The way in which EU regulations are, slowly but surely, destroying rural life and sustainable farming across Eastern Europe is a still-unfolding tragedy. My near-namesake Sir Julian Rose of the International Coalition to Protect the Polish Countryside wrote: How they hate small, independent farmers! I know first hand having spoken with the committee responsible for negotiating Poland's entry into the EU (2004). Quite simply, I was informed, the objective is to remove approx. 1 million small, ecologically friendly, family farmers from the land and replace them with modern monocultural agribusinesses designed to supply the super markets of Europe with bland, tastless and cheap food. In the jargon is is called "restructurisation".

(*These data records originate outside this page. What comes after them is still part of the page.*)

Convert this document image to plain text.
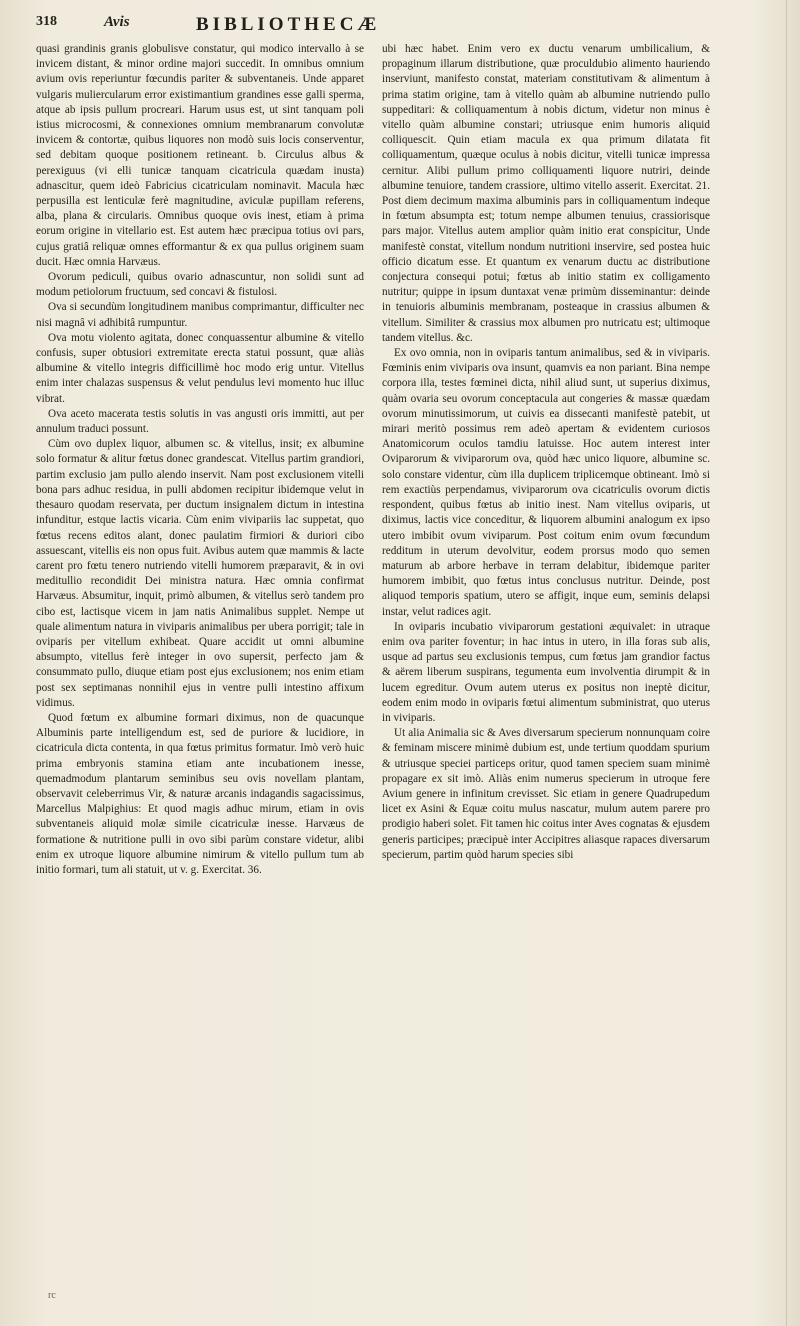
318	Avis	BIBLIOTHECÆ

quasi grandinis granis globulisve constatur, qui modico intervallo à se invicem distant, & minor ordine majori succedit. In omnibus omnium avium ovis reperiuntur fœcundis pariter & subventaneis. Unde apparet vulgaris muliercularum error existimantium grandines esse galli sperma, atque ab ipsis pullum procreari. Harum usus est, ut sint tanquam poli istius microcosmi, & connexiones omnium membranarum convolutæ invicem & contortæ, quibus liquores non modò suis locis conserventur, sed debitam quoque positionem retineant. b. Circulus albus & perexiguus (vi elli tunicæ tanquam cicatricula quædam inusta) adnascitur, quem ideò Fabricius cicatriculam nominavit. Macula hæc perpusilla est lenticulæ ferè magnitudine, aviculæ pupillam referens, alba, plana & circularis. Omnibus quoque ovis inest, etiam à prima eorum origine in vitellario est. Est autem hæc præcipua totius ovi pars, cujus gratiâ reliquæ omnes efformantur & ex qua pullus originem suam ducit. Hæc omnia Harvæus.

Ovorum pediculi, quibus ovario adnascuntur, non solidi sunt ad modum petiolorum fructuum, sed concavi & fistulosi.

Ova si secundùm longitudinem manibus comprimantur, difficulter nec nisi magnâ vi adhibitâ rumpuntur.

Ova motu violento agitata, donec conquassentur albumine & vitello confusis, super obtusiori extremitate erecta statui possunt, quæ aliàs albumine & vitello integris difficillimè hoc modo erig untur. Vitellus enim inter chalazas suspensus & velut pendulus levi momento huc illuc vibrat.

Ova aceto macerata testis solutis in vas angusti oris immitti, aut per annulum traduci possunt.

Cùm ovo duplex liquor, albumen sc. & vitellus, insit; ex albumine solo formatur & alitur fœtus donec grandescat. Vitellus partim grandiori, partim exclusio jam pullo alendo inservit. Nam post exclusionem vitelli bona pars adhuc residua, in pulli abdomen recipitur ibidemque velut in thesauro quodam reservata, per ductum insignalem dictum in intestina infunditur, estque lactis vicaria. Cùm enim vivipariis lac suppetat, quo fœtus recens editos alant, donec paulatim firmiori & duriori cibo assuescant, vitellis eis non opus fuit. Avibus autem quæ mammis & lacte carent pro fœtu tenero nutriendo vitelli humorem præparavit, & in ovi meditullio recondidit Dei ministra natura. Hæc omnia confirmat Harvæus. Absumitur, inquit, primò albumen, & vitellus serò tandem pro cibo est, lactisque vicem in jam natis Animalibus supplet. Nempe ut quale alimentum natura in viviparis animalibus per ubera porrigit; tale in oviparis per vitellum exhibeat. Quare accidit ut omni albumine absumpto, vitellus ferè integer in ovo supersit, perfecto jam & consummato pullo, diuque etiam post ejus exclusionem; nos enim etiam post sex septimanas nonnihil ejus in ventre pulli intestino affixum vidimus.

Quod fœtum ex albumine formari diximus, non de quacunque Albuminis parte intelligendum est, sed de puriore & lucidiore, in cicatricula dicta contenta, in qua fœtus primitus formatur. Imò verò huic prima embryonis stamina etiam ante incubationem inesse, quemadmodum plantarum seminibus seu ovis novellam plantam, observavit celeberrimus Vir, & naturæ arcanis indagandis sagacissimus, Marcellus Malpighius: Et quod magis adhuc mirum, etiam in ovis subventaneis aliquid molæ simile cicatriculæ inesse. Harvæus de formatione & nutritione pulli in ovo sibi parùm constare videtur, alibi enim ex utroque liquore albumine nimirum & vitello pullum tum ab initio formari, tum ali statuit, ut v. g. Exercitat. 36.

ubi hæc habet. Enim vero ex ductu venarum umbilicalium, & propaginum illarum distributione, quæ proculdubio alimento hauriendo inserviunt, manifesto constat, materiam constitutivam & alimentum à prima statim origine, tam à vitello quàm ab albumine nutriendo pullo suppeditari: & colliquamentum à nobis dictum, videtur non minus è vitello quàm albumine constari; utriusque enim humoris aliquid colliquescit. Quin etiam macula ex qua primum dilatata fit colliquamentum, quæque oculus à nobis dicitur, vitelli tunicæ impressa cernitur. Alibi pullum primo colliquamenti liquore nutriri, deinde albumine tenuiore, tandem crassiore, ultimo vitello asserit. Exercitat. 21. Post diem decimum maxima albuminis pars in colliquamentum indeque in fœtum absumpta est; totum nempe albumen tenuius, crassiorisque pars major. Vitellus autem amplior quàm initio erat conspicitur, Unde manifestè constat, vitellum nondum nutritioni inservire, sed postea huic officio dicatum esse. Et quantum ex venarum ductu ac distributione conjectura consequi potui; fœtus ab initio statim ex colligamento nutritur; quippe in ipsum duntaxat venæ primùm disseminantur: deinde in tenuioris albuminis membranam, posteaque in crassius albumen & vitellum. Similiter & crassius mox albumen pro nutricatu est; ultimoque tandem vitellus. &c.

Ex ovo omnia, non in oviparis tantum animalibus, sed & in viviparis. Fœminis enim viviparis ova insunt, quamvis ea non pariant. Bina nempe corpora illa, testes fœminei dicta, nihil aliud sunt, ut superius diximus, quàm ovaria seu ovorum conceptacula aut congeries & massæ quædam ovorum minutissimorum, ut cuivis ea dissecanti manifestè patebit, ut mirari meritò possimus rem adeò apertam & evidentem curiosos Anatomicorum oculos tamdiu latuisse. Hoc autem interest inter Oviparorum & viviparorum ova, quòd hæc unico liquore, albumine sc. solo constare videntur, cùm illa duplicem triplicemque obtineant. Imò si rem exactiùs perpendamus, viviparorum ova cicatriculis ovorum dictis respondent, quibus fœtus ab initio inest. Nam vitellus oviparis, ut diximus, lactis vice conceditur, & liquorem albumini analogum ex ipso utero imbibit ovum viviparum. Post coitum enim ovum fœcundum redditum in uterum devolvitur, eodem prorsus modo quo semen maturum ab arbore herbave in terram delabitur, ibidemque pariter humorem imbibit, quo fœtus intus conclusus nutritur. Deinde, post aliquod temporis spatium, utero se affigit, inque eum, seminis delapsi instar, velut radices agit.

In oviparis incubatio viviparorum gestationi æquivalet: in utraque enim ova pariter foventur; in hac intus in utero, in illa foras sub alis, usque ad partus seu exclusionis tempus, cum fœtus jam grandior factus & aërem liberum suspirans, tegumenta eum involventia dirumpit & in lucem egreditur. Ovum autem uterus ex positus non ineptè dicitur, eodem enim modo in oviparis fœtui alimentum subministrat, quo uterus in viviparis.

Ut alia Animalia sic & Aves diversarum specierum nonnunquam coire & feminam miscere minimè dubium est, unde tertium quoddam spurium & utriusque speciei particeps oritur, quod tamen speciem suam minimè propagare ex sit imò. Aliàs enim numerus specierum in utroque fere Avium genere in infinitum crevisset. Sic etiam in genere Quadrupedum licet ex Asini & Equæ coitu mulus nascatur, mulum autem parere pro prodigio haberi solet. Fit tamen hic coitus inter Aves cognatas & ejusdem generis participes; præcipuè inter Accipitres aliasque rapaces diversarum specierum, partim quòd harum species sibi

rc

That, more or less, is what Communism set out to do within the Soviet Bloc. Replace ownership and incentive with obligation and propaganda. Don't think that everyone was equal back then. The leaders and aparatchiks lived well, surrounded by luxury, just as the bosses and aparatchiks of agribusiness do today. Every road seems to lead to some tyranny or other. I was going to write that, perhaps, this is the biggest cause of stress, seeing a way of life destroyed and millions of proud farmers made into wage slaves so that Tesco and Walmart can make more money through selling rubbish to the ignorant. However, this gaping open wound is more of a tragedy, a deep and continual pain that accompanies one throughout every day. Witnessing it is like slowly dying. As time passes, I begin to see what Jesus meant when He said: "You are in this world, but not of it." Perhaps this is the lesson that I was brought here to learn?